Ich schneide einen davon an. Er ist noch nicht abgekühlt. Sein starkes Aroma füllt meine Nasenlöcher. Langsam, beinahe mit Ehrfurcht, nehme ich den ersten Bissen zu mir und versuche, den Geschmack so deutlich wie möglich zu spüren. Ich denke, dies ist das gleiche Weißbrot, das ich früher immer gegessen habe, vor dem Krieg.
Ich esse und konzentriere mich. Aber mein Gaumen kennt sich überhaupt nicht mehr aus, und deshalb esse ich dieses Weißbrot, als sei es eine neue Art Nahrung, deren Geschmack mir ganz unbekannt ist.
Danach wurde mir klar, dass das Brot wirklich das gleiche war wie das zu Hause. Wer sich verändert hatte, war ich selbst; dem alten guten Weißbrot, das ich früher für selbstverständlich hielt, hatte der Krieg einen fremden Geschmack verliehen.

44.
    Sonntag, 6. Juni 1915
    Kresten Andresen wird aus dem Krankenhaus von Noyon evakuiert
     
    Vielleicht ist es der Zufall, der launische Zufall, der ihn rettet? In einer dunklen Nacht Anfang Mai stürzte Andresen in einen schmalen Laufgraben und brach sich das rechte Wadenbein gleich oberhalb des Fußgelenks.
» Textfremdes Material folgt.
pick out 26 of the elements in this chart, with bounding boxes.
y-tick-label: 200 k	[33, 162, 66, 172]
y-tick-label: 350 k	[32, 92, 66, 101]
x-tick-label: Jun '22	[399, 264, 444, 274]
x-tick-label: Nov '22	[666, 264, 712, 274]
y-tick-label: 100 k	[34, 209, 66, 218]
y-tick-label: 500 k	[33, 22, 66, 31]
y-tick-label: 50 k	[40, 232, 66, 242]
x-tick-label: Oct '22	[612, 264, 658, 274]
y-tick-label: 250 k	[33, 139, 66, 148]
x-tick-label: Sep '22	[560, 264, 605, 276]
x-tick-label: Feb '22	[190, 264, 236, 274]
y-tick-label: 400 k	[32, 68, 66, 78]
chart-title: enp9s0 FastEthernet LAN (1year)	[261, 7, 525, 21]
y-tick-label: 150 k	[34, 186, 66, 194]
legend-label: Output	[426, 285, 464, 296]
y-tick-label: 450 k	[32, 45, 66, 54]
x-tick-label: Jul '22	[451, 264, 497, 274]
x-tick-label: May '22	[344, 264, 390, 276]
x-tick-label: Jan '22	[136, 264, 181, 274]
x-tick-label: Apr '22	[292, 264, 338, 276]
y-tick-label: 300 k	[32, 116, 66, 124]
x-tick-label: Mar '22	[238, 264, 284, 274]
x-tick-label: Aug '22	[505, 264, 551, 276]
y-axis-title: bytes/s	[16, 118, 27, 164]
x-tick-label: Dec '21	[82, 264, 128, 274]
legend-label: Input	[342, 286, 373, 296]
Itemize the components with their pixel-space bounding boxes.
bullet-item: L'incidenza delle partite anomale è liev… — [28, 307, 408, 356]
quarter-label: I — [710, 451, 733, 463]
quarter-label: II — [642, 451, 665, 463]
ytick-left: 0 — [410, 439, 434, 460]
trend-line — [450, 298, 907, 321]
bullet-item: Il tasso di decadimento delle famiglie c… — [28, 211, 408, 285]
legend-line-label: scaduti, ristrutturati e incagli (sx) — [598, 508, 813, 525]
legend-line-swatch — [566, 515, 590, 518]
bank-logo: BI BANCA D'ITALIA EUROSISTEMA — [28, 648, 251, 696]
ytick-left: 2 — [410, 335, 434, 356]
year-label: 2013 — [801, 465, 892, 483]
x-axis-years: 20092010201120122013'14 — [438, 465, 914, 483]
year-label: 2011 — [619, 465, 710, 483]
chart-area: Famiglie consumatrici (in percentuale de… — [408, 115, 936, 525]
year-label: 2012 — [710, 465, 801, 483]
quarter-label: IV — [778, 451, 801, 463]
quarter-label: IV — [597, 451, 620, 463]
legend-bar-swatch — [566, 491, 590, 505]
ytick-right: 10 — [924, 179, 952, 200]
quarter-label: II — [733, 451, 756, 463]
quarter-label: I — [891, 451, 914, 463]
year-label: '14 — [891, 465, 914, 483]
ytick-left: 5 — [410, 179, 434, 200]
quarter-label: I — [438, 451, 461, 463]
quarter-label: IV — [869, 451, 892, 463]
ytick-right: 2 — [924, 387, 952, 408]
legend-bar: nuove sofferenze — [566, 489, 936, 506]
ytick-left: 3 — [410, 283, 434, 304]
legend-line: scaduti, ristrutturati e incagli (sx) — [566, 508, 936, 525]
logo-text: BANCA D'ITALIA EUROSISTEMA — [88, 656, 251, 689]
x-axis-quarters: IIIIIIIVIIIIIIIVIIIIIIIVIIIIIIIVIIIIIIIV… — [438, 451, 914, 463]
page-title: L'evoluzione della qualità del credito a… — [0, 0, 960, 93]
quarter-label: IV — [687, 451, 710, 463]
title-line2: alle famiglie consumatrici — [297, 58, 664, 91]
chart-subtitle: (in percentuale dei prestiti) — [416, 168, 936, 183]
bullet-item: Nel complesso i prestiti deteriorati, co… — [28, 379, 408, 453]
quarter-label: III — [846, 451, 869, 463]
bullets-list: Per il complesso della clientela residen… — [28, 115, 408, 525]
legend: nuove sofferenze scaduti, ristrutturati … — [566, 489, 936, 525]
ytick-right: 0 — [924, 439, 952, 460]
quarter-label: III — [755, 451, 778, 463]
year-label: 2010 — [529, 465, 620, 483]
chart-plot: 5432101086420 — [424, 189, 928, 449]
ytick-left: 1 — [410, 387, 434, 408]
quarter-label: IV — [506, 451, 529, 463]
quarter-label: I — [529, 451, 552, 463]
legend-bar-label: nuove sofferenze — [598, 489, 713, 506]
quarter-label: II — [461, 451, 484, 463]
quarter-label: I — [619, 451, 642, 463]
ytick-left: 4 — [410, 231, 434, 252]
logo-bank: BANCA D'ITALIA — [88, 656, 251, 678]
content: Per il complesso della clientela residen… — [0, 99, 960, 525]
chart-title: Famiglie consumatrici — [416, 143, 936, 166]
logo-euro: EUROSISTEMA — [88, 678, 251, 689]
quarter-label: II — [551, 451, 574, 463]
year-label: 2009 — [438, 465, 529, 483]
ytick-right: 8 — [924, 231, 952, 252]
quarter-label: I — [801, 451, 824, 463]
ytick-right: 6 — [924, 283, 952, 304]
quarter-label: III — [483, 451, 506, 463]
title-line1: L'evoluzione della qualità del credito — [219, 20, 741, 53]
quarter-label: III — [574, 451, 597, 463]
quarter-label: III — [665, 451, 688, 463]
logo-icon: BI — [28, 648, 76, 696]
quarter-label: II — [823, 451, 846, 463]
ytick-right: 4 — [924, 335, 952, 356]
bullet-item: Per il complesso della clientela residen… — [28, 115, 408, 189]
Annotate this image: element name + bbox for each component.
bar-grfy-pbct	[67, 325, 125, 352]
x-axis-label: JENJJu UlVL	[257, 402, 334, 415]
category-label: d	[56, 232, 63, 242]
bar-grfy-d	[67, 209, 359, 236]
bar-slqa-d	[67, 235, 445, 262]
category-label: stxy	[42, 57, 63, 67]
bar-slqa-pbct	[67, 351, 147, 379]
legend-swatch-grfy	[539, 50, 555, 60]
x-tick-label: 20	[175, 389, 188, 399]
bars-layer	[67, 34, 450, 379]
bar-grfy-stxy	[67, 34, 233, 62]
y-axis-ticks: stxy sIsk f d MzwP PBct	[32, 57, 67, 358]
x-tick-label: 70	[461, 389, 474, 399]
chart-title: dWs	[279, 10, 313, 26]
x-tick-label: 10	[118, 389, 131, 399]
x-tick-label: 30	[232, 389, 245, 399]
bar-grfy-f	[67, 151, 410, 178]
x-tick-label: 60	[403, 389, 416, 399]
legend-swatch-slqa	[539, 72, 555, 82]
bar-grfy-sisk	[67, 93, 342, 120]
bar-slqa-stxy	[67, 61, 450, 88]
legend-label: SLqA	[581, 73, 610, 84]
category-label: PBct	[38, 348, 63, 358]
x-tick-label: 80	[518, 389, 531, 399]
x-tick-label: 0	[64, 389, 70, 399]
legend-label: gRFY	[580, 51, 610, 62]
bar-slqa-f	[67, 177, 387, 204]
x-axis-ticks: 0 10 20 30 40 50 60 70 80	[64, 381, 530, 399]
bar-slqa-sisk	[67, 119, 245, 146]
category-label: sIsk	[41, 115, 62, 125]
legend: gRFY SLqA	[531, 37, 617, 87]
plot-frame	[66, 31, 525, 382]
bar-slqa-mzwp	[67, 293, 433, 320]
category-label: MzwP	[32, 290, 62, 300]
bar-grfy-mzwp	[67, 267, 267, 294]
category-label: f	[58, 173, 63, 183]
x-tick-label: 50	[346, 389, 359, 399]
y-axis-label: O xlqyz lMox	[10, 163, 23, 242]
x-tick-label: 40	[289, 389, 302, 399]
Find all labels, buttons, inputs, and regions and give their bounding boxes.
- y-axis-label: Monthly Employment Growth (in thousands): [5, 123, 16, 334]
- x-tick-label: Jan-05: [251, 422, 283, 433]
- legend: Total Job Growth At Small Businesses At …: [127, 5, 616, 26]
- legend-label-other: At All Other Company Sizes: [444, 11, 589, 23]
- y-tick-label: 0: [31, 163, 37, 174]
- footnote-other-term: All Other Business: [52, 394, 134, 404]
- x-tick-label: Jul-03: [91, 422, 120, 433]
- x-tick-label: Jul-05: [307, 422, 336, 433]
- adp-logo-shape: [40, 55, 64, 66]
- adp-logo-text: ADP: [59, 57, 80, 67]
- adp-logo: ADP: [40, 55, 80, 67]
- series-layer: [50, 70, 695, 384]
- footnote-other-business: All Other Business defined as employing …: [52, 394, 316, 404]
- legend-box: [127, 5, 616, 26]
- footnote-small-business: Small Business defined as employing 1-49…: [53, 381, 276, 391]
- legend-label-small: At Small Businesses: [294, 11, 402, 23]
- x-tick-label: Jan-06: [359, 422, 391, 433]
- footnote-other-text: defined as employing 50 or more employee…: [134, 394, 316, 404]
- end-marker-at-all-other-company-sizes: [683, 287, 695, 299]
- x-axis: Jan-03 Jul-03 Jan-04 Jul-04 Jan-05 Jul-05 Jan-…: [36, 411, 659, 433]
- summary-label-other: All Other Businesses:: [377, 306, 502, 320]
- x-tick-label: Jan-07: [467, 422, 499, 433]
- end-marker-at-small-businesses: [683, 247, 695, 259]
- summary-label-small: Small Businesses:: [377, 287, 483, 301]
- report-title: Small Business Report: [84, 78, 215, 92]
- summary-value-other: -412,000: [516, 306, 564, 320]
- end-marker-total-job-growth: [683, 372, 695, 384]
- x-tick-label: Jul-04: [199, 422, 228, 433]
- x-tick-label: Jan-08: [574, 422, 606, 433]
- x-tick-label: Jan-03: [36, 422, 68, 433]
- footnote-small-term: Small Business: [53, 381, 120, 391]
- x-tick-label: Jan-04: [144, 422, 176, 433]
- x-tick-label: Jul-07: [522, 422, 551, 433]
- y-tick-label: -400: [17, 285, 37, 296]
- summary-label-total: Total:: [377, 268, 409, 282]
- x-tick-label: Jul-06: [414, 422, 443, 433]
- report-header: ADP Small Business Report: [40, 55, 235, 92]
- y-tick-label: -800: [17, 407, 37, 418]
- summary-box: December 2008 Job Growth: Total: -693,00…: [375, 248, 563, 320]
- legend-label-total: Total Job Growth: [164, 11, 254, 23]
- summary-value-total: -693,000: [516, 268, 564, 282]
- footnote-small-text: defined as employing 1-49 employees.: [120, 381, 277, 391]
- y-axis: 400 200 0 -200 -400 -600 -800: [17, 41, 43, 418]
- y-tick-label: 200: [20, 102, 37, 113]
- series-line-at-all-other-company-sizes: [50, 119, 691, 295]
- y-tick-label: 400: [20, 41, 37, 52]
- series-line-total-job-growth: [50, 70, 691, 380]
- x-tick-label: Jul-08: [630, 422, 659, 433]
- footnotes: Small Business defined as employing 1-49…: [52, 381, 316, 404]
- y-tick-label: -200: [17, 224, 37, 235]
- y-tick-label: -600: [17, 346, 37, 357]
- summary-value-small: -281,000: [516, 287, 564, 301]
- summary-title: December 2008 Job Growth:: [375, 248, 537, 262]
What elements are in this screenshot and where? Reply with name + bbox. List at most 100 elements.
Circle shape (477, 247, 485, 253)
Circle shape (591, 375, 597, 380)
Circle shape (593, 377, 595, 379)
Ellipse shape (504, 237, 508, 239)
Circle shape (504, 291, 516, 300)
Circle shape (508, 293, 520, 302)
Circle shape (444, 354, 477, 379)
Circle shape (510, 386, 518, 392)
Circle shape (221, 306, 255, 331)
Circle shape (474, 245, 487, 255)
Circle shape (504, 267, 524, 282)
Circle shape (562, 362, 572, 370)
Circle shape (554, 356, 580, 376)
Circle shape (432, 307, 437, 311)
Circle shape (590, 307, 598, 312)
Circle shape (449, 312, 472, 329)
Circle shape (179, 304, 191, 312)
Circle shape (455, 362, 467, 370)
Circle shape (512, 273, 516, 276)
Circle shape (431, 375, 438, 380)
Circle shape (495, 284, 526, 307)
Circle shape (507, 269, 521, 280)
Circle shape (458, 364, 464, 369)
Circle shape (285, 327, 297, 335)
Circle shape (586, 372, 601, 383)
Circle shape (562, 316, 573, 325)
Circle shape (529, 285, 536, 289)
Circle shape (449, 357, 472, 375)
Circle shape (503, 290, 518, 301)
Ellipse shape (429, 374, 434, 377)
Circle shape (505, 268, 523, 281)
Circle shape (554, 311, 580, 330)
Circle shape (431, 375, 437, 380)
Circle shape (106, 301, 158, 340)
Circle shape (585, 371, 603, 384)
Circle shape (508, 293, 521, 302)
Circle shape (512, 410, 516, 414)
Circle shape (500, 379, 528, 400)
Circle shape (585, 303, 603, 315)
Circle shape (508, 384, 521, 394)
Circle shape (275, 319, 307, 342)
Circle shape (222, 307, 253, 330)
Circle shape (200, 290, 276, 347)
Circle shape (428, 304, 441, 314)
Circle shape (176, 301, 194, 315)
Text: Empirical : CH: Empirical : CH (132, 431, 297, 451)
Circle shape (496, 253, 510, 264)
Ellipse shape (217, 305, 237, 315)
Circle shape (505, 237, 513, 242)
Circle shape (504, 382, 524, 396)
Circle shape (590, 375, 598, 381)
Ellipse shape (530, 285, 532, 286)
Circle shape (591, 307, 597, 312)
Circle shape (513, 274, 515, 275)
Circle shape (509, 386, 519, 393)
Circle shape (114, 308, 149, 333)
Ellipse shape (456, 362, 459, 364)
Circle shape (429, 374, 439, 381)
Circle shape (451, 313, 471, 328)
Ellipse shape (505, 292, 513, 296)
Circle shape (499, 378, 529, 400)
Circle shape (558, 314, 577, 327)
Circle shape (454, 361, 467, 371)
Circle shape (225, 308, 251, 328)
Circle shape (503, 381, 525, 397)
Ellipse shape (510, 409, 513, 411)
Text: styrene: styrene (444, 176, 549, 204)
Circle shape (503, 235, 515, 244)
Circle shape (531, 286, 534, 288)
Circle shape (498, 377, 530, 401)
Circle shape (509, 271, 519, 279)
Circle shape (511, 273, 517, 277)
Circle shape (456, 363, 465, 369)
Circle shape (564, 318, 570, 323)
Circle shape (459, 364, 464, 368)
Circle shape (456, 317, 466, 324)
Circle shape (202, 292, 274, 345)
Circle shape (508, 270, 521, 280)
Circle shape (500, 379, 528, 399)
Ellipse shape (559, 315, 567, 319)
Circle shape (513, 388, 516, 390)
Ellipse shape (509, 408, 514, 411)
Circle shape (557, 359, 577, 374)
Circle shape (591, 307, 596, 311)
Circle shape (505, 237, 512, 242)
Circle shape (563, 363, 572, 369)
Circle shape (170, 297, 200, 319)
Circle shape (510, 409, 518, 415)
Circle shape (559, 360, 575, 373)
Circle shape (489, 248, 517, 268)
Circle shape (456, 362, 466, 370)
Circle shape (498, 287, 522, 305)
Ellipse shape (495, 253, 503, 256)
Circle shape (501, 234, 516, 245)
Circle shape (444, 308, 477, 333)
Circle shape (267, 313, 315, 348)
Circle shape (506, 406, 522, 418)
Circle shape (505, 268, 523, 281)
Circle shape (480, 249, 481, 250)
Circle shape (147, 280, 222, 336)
Seitdem hat er die meiste Zeit im Lazarett verbracht, in einem großen Saal, der früher ein Theater gewesen ist, gepflegt von freundlichen französischen Nonnen, gelangweilt wegen des Mangels an Lektüre und des schlechten Essens müde – Kranke brauchen angeblich nicht so viel wie Frontsoldaten  43  –, aber doch sehr zufrieden. Mindestens sechs Wochen, hat der Doktor gesagt. Mit ein wenig Glück kann er der Front noch bis Juni fernbleiben; und vielleicht, vielleicht, vielleicht ist der Krieg dann zu Ende?